Print Friendly and PDF

HZ. İSÂ ALEYHİSSELÂMIN NÜZULÜ MESELESİ: DİNİ VE POLİTİK YAKLAŞIMLAR

Bunlarada Bakarsınız



Hz. İsâ aleyhisselâmın Nüzulü meselesi, İslam öncesinde dinlerde, kültürlerde, Yahudilik, Hristiyanlık ve İslam geleneğinde bulunduğu gibi, genel manada “Kurtarıcı Mesih” anlayışı bazında her din, toplum ve kültürde isimleri farklı olmakla birlikte olduğu görülmektedir.
İlâhî dinlerde “Yahudilikteki Kurtarıcı” Davut soyundan gelecek ve Yahudileri Mutluluğa ulaştıracak Tanrı Krallığını kuracaktır.
“Hristiyanlıktaki Kurtarıcı” ise Mesih İsâ’dır. Ve ahir zamanda gelip Tanrı Krallığını Deccal’i yok ederek kuracak Milenyumu başlatacaktır.
İslamiyet’te ise “Nüzulü İsâ” meselesi ile ilgili Kur’ân-ı Kerimde ise bilgi bulunmamaktadır. Hadis külliyatında ise bu konuda rivayetler olsa da, bu rivayetlerin hem sened hem de metin açısından birçok zayıf yönleri olduğu bulunmaktadır.
“Kur’ân-ı Kerim ve hadis birbirine muhalif olmaz” kuralından hareketle Kur’ân-ı Kerim son rasülün ve nebinin Hz.
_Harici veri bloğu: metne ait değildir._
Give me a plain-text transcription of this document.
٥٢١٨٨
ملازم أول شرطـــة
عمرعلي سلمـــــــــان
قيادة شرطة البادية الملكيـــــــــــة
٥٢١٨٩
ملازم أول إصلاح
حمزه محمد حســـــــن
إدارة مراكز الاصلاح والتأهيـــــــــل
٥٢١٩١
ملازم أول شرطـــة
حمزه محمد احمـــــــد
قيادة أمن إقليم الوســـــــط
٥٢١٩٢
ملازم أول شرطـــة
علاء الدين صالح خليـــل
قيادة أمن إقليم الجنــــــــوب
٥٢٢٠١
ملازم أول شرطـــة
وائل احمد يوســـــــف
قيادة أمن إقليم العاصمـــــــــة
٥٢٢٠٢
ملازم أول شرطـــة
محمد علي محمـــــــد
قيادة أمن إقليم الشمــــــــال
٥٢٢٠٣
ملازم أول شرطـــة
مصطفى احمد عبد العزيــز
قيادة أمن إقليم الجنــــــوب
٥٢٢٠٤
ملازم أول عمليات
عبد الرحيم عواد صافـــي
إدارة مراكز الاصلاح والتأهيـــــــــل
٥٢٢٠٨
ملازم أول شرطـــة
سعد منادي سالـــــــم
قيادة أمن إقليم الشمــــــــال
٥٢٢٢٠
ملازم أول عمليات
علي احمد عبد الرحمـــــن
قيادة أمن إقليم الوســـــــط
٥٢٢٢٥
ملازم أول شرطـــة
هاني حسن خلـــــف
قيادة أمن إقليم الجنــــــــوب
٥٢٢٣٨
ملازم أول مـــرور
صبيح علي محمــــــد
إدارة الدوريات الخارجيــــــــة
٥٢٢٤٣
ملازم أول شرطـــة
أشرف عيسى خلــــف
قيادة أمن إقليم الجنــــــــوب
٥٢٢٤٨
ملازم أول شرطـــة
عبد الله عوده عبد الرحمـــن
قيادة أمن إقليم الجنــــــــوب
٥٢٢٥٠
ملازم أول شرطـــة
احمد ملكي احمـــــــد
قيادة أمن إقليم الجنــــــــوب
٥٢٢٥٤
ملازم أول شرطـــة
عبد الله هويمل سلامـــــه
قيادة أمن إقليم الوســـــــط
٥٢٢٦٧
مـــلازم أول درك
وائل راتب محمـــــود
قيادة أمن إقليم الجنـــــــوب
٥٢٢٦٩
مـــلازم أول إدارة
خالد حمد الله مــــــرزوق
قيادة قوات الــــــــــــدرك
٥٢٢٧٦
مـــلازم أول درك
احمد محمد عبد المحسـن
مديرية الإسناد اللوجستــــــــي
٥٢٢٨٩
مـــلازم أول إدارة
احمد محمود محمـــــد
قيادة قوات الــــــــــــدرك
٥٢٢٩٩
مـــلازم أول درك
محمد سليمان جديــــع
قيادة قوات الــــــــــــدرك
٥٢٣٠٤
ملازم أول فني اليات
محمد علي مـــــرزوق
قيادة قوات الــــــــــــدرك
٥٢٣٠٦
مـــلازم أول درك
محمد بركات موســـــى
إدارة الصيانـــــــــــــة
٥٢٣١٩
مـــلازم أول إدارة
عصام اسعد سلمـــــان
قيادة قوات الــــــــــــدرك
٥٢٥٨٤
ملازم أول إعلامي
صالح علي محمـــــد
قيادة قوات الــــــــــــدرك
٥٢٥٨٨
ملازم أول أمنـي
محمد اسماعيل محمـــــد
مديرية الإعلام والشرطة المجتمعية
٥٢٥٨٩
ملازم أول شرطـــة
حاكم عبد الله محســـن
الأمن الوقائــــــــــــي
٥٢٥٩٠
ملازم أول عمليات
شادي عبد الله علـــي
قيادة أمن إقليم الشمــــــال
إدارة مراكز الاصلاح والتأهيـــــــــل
Muhammed sallallâhü aleyhi ve sellem olduğu, O’ndan sonra nebi ve rasül gelmeyeceği ve her canlının fani olduğu ilkelerinden hareketle Nüzulü İsâ meselesinin olmayacağı belirtilmiştir. Bu nedenle İslam geleneğine bu meselenin daha çok diğer din ve kültürlerden geçtiği şüphesini uyandırmakta ve bu konudaki ortaklıklar bu şüpheyi kuvvetlendirmektedir.
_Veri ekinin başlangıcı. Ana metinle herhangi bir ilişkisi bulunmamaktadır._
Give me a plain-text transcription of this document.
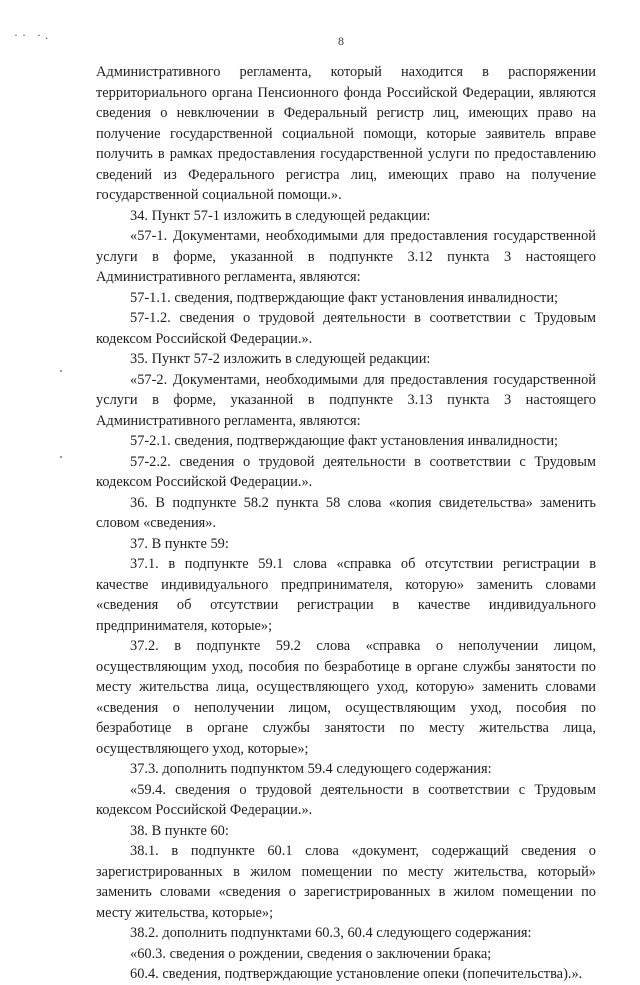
·· ·.	8

Административного регламента, который находится в распоряжении территориального органа Пенсионного фонда Российской Федерации, являются сведения о невключении в Федеральный регистр лиц, имеющих право на получение государственной социальной помощи, которые заявитель вправе получить в рамках предоставления государственной услуги по предоставлению сведений из Федерального регистра лиц, имеющих право на получение государственной социальной помощи.».

34. Пункт 57-1 изложить в следующей редакции:

«57-1. Документами, необходимыми для предоставления государственной услуги в форме, указанной в подпункте 3.12 пункта 3 настоящего Административного регламента, являются:

57-1.1. сведения, подтверждающие факт установления инвалидности;

57-1.2. сведения о трудовой деятельности в соответствии с Трудовым кодексом Российской Федерации.».

35. Пункт 57-2 изложить в следующей редакции:

«57-2. Документами, необходимыми для предоставления государственной услуги в форме, указанной в подпункте 3.13 пункта 3 настоящего Административного регламента, являются:

57-2.1. сведения, подтверждающие факт установления инвалидности;

57-2.2. сведения о трудовой деятельности в соответствии с Трудовым кодексом Российской Федерации.».

36. В подпункте 58.2 пункта 58 слова «копия свидетельства» заменить словом «сведения».

37. В пункте 59:

37.1. в подпункте 59.1 слова «справка об отсутствии регистрации в качестве индивидуального предпринимателя, которую» заменить словами «сведения об отсутствии регистрации в качестве индивидуального предпринимателя, которые»;

37.2. в подпункте 59.2 слова «справка о неполучении лицом, осуществляющим уход, пособия по безработице в органе службы занятости по месту жительства лица, осуществляющего уход, которую» заменить словами «сведения о неполучении лицом, осуществляющим уход, пособия по безработице в органе службы занятости по месту жительства лица, осуществляющего уход, которые»;

37.3. дополнить подпунктом 59.4 следующего содержания:

«59.4. сведения о трудовой деятельности в соответствии с Трудовым кодексом Российской Федерации.».

38. В пункте 60:

38.1. в подпункте 60.1 слова «документ, содержащий сведения о зарегистрированных в жилом помещении по месту жительства, который» заменить словами «сведения о зарегистрированных в жилом помещении по месту жительства, которые»;

38.2. дополнить подпунктами 60.3, 60.4 следующего содержания:

«60.3. сведения о рождении, сведения о заключении брака;

60.4. сведения, подтверждающие установление опеки (попечительства).».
Nüzulü İsâ Meselesini Siyasi ve politik olarak kullanan günümüz Hristiyan cemaatlerinden Evanjelizm, bu teolojiyi Küresel amaçlar için Bush’un önderliğinde Evanjelistlerin ve Fundementalist Hristiyanların Mesih’i Söylemini kullanmaları birçok amaçlara müstenit olduğu görülmüş ve şu sonuçlara ulaşılmıştır.
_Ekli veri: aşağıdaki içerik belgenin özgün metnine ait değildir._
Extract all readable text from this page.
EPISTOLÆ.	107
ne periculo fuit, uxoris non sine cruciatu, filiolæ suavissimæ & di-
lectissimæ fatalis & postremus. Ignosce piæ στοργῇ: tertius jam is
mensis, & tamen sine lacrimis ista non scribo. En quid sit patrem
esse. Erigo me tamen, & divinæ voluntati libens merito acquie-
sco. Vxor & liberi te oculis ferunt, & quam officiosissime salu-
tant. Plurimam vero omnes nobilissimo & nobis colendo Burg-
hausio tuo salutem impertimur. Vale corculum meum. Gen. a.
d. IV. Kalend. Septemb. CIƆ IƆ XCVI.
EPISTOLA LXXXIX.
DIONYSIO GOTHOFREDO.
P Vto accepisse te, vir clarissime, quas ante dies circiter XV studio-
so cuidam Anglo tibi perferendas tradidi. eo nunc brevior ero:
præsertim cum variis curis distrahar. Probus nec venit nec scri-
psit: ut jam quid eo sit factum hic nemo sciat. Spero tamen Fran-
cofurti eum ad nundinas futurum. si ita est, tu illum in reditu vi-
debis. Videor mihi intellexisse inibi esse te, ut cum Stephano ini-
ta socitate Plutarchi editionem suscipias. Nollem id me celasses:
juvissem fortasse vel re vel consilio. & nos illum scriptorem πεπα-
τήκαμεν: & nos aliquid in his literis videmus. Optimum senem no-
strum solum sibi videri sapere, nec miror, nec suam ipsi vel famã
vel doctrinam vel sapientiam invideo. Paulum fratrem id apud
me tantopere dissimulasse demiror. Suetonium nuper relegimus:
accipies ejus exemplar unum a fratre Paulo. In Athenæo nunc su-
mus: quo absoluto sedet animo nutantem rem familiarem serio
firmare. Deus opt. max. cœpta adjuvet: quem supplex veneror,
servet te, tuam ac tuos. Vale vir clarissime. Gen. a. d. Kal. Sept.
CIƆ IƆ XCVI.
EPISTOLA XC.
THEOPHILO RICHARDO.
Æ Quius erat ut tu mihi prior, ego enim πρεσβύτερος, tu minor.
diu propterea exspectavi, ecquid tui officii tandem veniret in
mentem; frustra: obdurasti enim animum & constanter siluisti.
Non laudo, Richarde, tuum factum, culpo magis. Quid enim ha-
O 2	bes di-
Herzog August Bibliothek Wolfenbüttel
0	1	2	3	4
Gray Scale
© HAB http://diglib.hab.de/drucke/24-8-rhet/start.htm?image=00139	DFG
Aslında bu muhafazakâr grup Evanjelistlerin Yahudileri kollamalarının arkasında dünyanın Hıristiyanlaştırılması ideali yatmaktadır.
Ortadoğu'ya Yahudilerin yerleştirilmesi planlanarak o bölgedeki kaos ve kargaşadan da faydalanarak Hıristiyanların dünya misyonerlik faaliyetlerini rahatça yapmalarına katkı sağlanmak istenmiştir.
Evanjelik Hıristiyanların esas amacı, Yahudilerin dünya hakimiyetini gerçekleştirmek değil, bilakis Hıristiyanlığın ve Amerikalıların dünyaya tamamen hakim olabilmesi için Yahudilerden yararlanmaktır. Bunu Yahudiler biliyorlardı ama Yahudiler de Büyük İsrail’i gerçekleştirmek İçin Amerika’lıların desteğinden güç kazanıyorlardı. Bu sebeple Evanjeliklerle devamlı irtibat halinde oldular.
EVANJELİSTLER VE FUNDEMENTALİST GRUBLAR İÇİN ÖNEMLİ OLAN TEK ŞEY, BİR AN ÖNCE İSÂ MESİH'İN YERYÜZÜNE GELİŞİNİ GERÇEKLEŞTİRMEKTİR. Mesih'in yeryüzüne gelmesi ve "Bin Yıllık Tanrısal Krallığın" kurulması için ise dünyanın bir an önce Hıristiyanlaştırılması gerekmektedir. Onlara göre dünya Hıristiyanlığının önündeki en büyük engeli Müslümanlar oluşturmaktaydı. Yahudilerin arz-ı mev’udu üzerinde bulunan Müslümanlarla en iyi mücadeleyi verecek olan da hiç şüphesiz Yahudiler olacaktır. Kutsal Kitaba dayalı yenidünya düzeninin kurulması, İsâ Mesih'in dünyaya gelişi anlamına geleceği gibi beklenen kıyametin de kopuşu olacaktır. Dolayısıyla bu zannedildiği gibi "Yahudi Kıyameti" değil, bilakis bir Hıristiyan "Armegedonu" (kıyameti) olacaktır
11 Eylül 2001 tarihindeki ABD'ye yapılan terörist saldırılarından sonra yapılan istatistiklere göre Amerikan halkının % 50'si kıyametin kendileri hayattayken kopacağına inanmaya başlamıştır. Eskiden sadece marjinal gruplar bu arzu ve beklenti içerisindeyken, artık günümüzde dünyanın bilhassa da Amerika'nın yaşadığı bazı felaketler, insanları kıyametin kopacağına inandırmaya başlamıştır. Zaten Amerika Halkı devletin güttüğü siyaset yüzünden şu anda büyük bir kaos ve korku ortamı yaşamaktadırlar.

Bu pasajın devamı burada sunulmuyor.